Our test car has been supplied with really thin and hard bucket seats that are definitely not suited to XL humans, although more comfortable chairs are available as an option for non-masochists. With the buckets in situ, though, the car is ideally suited to the installation of five-point harnesses making the Evora 410 a potentially perfect track weapon. The seating position itself is perfect, with all necessary controls extremely close to hands and feet, and visibility is excellent.
Sadly it’s become a momentous occasion when you get into a car and realise it still requires a key to start, has a stick shifter and three pedals. But this Lotus is old school, as it should be, providing a mechanical connection to the engine and unfiltered feedback to your rear end, along with immediate responses and barely assisted steering. And let’s not forget to mention the noise. Oh, what a glorious noise.

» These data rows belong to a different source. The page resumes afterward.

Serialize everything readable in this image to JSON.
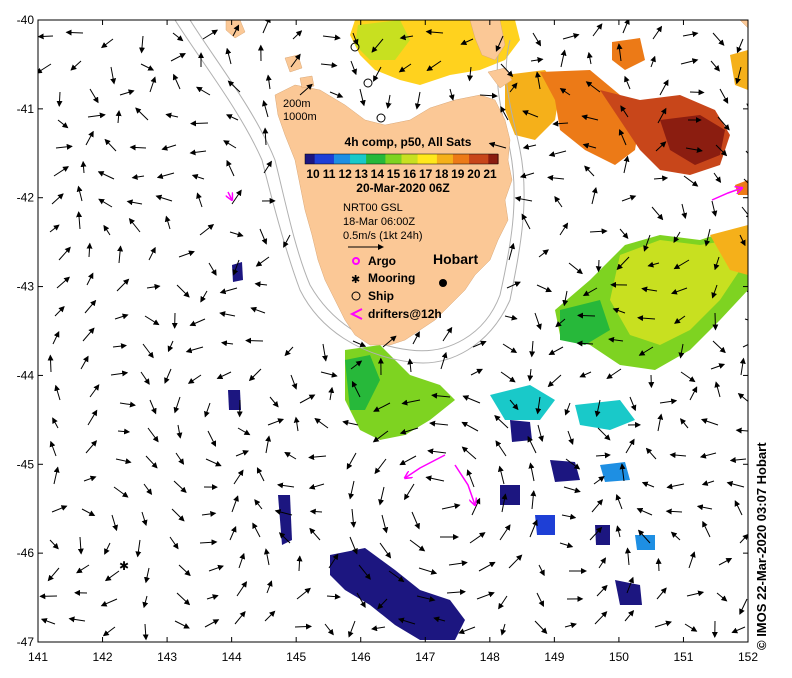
{
  "map": {
    "lon_ticks": [
      "141",
      "142",
      "143",
      "144",
      "145",
      "146",
      "147",
      "148",
      "149",
      "150",
      "151",
      "152"
    ],
    "lat_ticks": [
      "-40",
      "-41",
      "-42",
      "-43",
      "-44",
      "-45",
      "-46",
      "-47"
    ],
    "lon_range": [
      141,
      152
    ],
    "lat_range": [
      -47,
      -40
    ]
  },
  "contours": {
    "label_200": "200m",
    "label_1000": "1000m"
  },
  "colorbar": {
    "title": "4h comp, p50, All Sats",
    "ticks": [
      "10",
      "11",
      "12",
      "13",
      "14",
      "15",
      "16",
      "17",
      "18",
      "19",
      "20",
      "21"
    ],
    "date": "20-Mar-2020 06Z",
    "colors": [
      "#1c1680",
      "#1e3fd6",
      "#1e8fe3",
      "#19c9c9",
      "#27b83a",
      "#7ed321",
      "#c8e020",
      "#ffe81c",
      "#f5b01a",
      "#ec7a17",
      "#c8461a",
      "#8b1d10"
    ]
  },
  "currents": {
    "product": "NRT00 GSL",
    "time": "18-Mar 06:00Z",
    "scale": "0.5m/s (1kt 24h)"
  },
  "legend": {
    "argo": "Argo",
    "mooring": "Mooring",
    "ship": "Ship",
    "drifters": "drifters@12h"
  },
  "place": {
    "hobart": "Hobart"
  },
  "credit": "© IMOS 22-Mar-2020 03:07 Hobart",
  "colors": {
    "land": "#fbc896",
    "drifter": "#ff00ff",
    "argo": "#ff00ff"
  }
}
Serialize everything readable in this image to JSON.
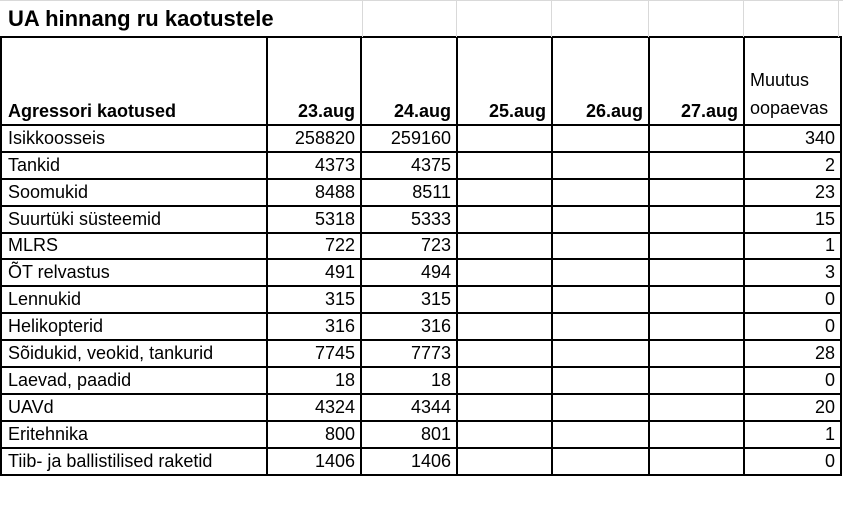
{
  "title": "UA hinnang ru kaotustele",
  "colors": {
    "background": "#ffffff",
    "text": "#000000",
    "table_border": "#000000",
    "sheet_gridline": "#d9d9d9"
  },
  "table": {
    "columns": [
      {
        "key": "label",
        "label": "Agressori kaotused",
        "align": "left",
        "bold": true
      },
      {
        "key": "aug23",
        "label": "23.aug",
        "align": "right",
        "bold": true
      },
      {
        "key": "aug24",
        "label": "24.aug",
        "align": "right",
        "bold": true
      },
      {
        "key": "aug25",
        "label": "25.aug",
        "align": "right",
        "bold": true
      },
      {
        "key": "aug26",
        "label": "26.aug",
        "align": "right",
        "bold": true
      },
      {
        "key": "aug27",
        "label": "27.aug",
        "align": "right",
        "bold": true
      },
      {
        "key": "change",
        "label": "Muutus oopaevas",
        "align": "left",
        "bold": false
      }
    ],
    "rows": [
      {
        "label": "Isikkoosseis",
        "values": [
          "258820",
          "259160",
          "",
          "",
          "",
          "340"
        ]
      },
      {
        "label": "Tankid",
        "values": [
          "4373",
          "4375",
          "",
          "",
          "",
          "2"
        ]
      },
      {
        "label": "Soomukid",
        "values": [
          "8488",
          "8511",
          "",
          "",
          "",
          "23"
        ]
      },
      {
        "label": "Suurtüki süsteemid",
        "values": [
          "5318",
          "5333",
          "",
          "",
          "",
          "15"
        ]
      },
      {
        "label": "MLRS",
        "values": [
          "722",
          "723",
          "",
          "",
          "",
          "1"
        ]
      },
      {
        "label": "ÕT relvastus",
        "values": [
          "491",
          "494",
          "",
          "",
          "",
          "3"
        ]
      },
      {
        "label": "Lennukid",
        "values": [
          "315",
          "315",
          "",
          "",
          "",
          "0"
        ]
      },
      {
        "label": "Helikopterid",
        "values": [
          "316",
          "316",
          "",
          "",
          "",
          "0"
        ]
      },
      {
        "label": "Sõidukid, veokid, tankurid",
        "values": [
          "7745",
          "7773",
          "",
          "",
          "",
          "28"
        ]
      },
      {
        "label": "Laevad, paadid",
        "values": [
          "18",
          "18",
          "",
          "",
          "",
          "0"
        ]
      },
      {
        "label": "UAVd",
        "values": [
          "4324",
          "4344",
          "",
          "",
          "",
          "20"
        ]
      },
      {
        "label": "Eritehnika",
        "values": [
          "800",
          "801",
          "",
          "",
          "",
          "1"
        ]
      },
      {
        "label": "Tiib- ja ballistilised raketid",
        "values": [
          "1406",
          "1406",
          "",
          "",
          "",
          "0"
        ]
      }
    ]
  }
}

On public roads you quickly find that speed bumps are really tall and that the paint used for road markings is really thick. That’s how hard the forged aluminium double wishbone suspension, anti-roll bar with Eibach springs and Bilstein dampers, combined with low profile tyres are. This also means that you are truly connected to the road and, thus, can discern what’s going on down there at every turn. No car connects with its driver quite like a Lotus.
Play around with the throttle for a bit and nothing else matters – you forget the rough ride and the hard seats. It’s been a very long time since I felt such an immediate connection between the pedal and the engine, where every millimeter pushed provokes a thump in the back. It is so precise that, with just a little bit of practice, you can shift gears without touching the clutch. Lovely.We cannot display this gallery
Its engine alone deserves an entire chapter devoted to it. As the soul of the Toyota Avalon, Lexus LS, and RX350, it has a proven record of reliability and torque. Lotus has seen fit to supercharge the 3.5-litre, 24-valve V6, which pumps out 410bhp and 309lb ft of torque. Further, with the combination of the exhaust valve, which opens at 4,000rpm, and the compressor, it is a source of mechanical music that makes the audio system irrelevant. And as if all that wasn’t enough, it is visible both when lifting the carbon fibre tailgate, as well as through the rear view mirror.

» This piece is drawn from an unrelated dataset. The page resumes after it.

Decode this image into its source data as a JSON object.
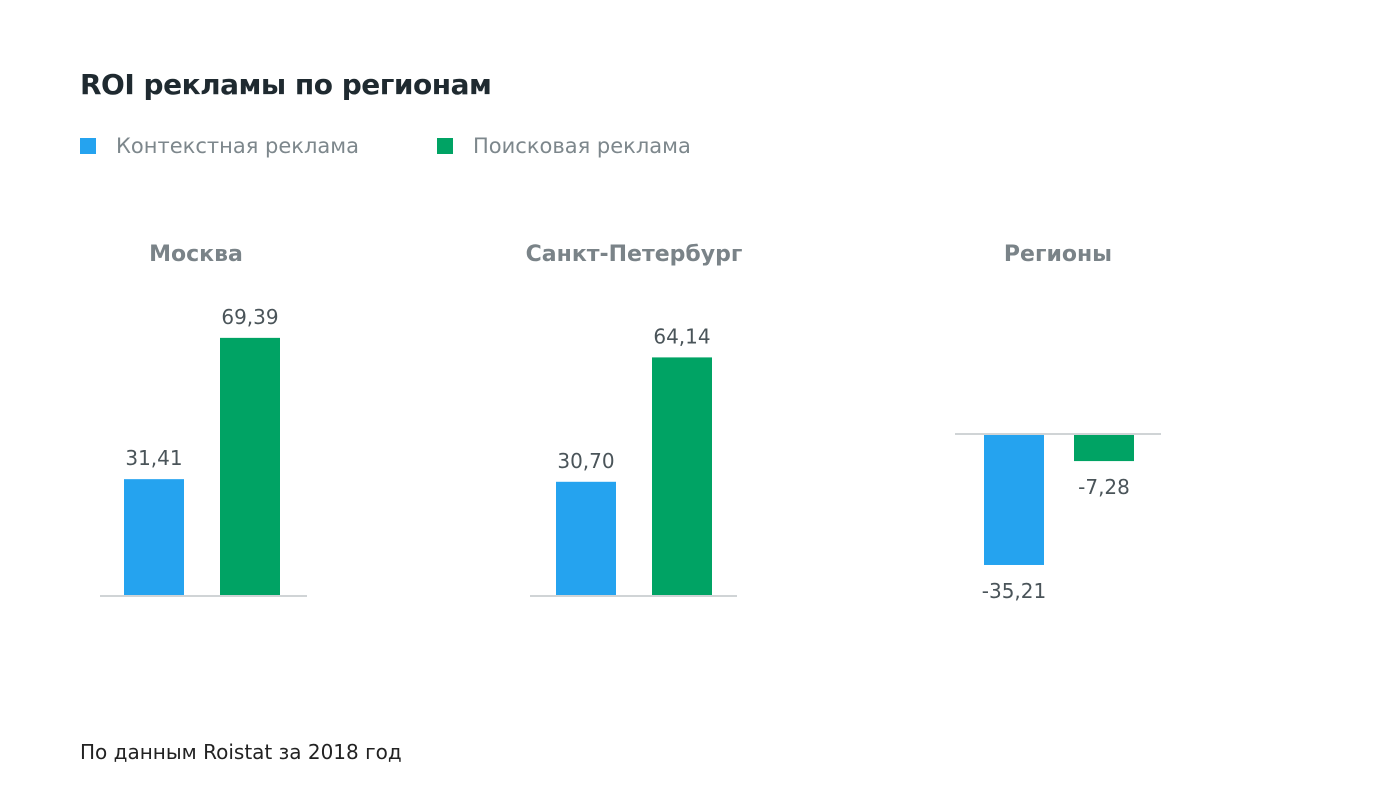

One could argue that the six-speed manual transmission is a compromise between road and track use – it seems to have been set to ratios that accommodate both requirements and, as a result, I find that on normal road drives I’m shifting from fourth straight to sixth, while on track I doubt I would ever get to even use fifth. That said, the lightweight extruded aluminum chassis, clutch and limited slip differential make gear changes snappy and acceleration through turns an absolute joy.
I’ve run out of space to talk about the chronograph or the fuel efficiency but, let’s be realistic, none of those matter on a car like this. I should mention, though, that the Lotus is a true head turner. I have to mention, too, that the sport brakes are AP Racing items with four-piston calipers and they are relentless. The interior is an explosion of Alcantara and the colour matching on the interior plastic bits is a classy detail. I’ll stop now before I get carried away again.
There’s hardly a better place to put the $104,786 (AED 385,000) it costs. Sitting in a segment dominated by the 911, it offers performance equivalent to a Carrera S and is significantly less expensive. And trust me when I say that the feel, cornering speed and sheer joy of driving the thing is comparable, if not superior. The 911 is more digital and in-tune with the times, but the unashamedly analogue Evora 410 is nothing short of ambrosia for the connoisseur.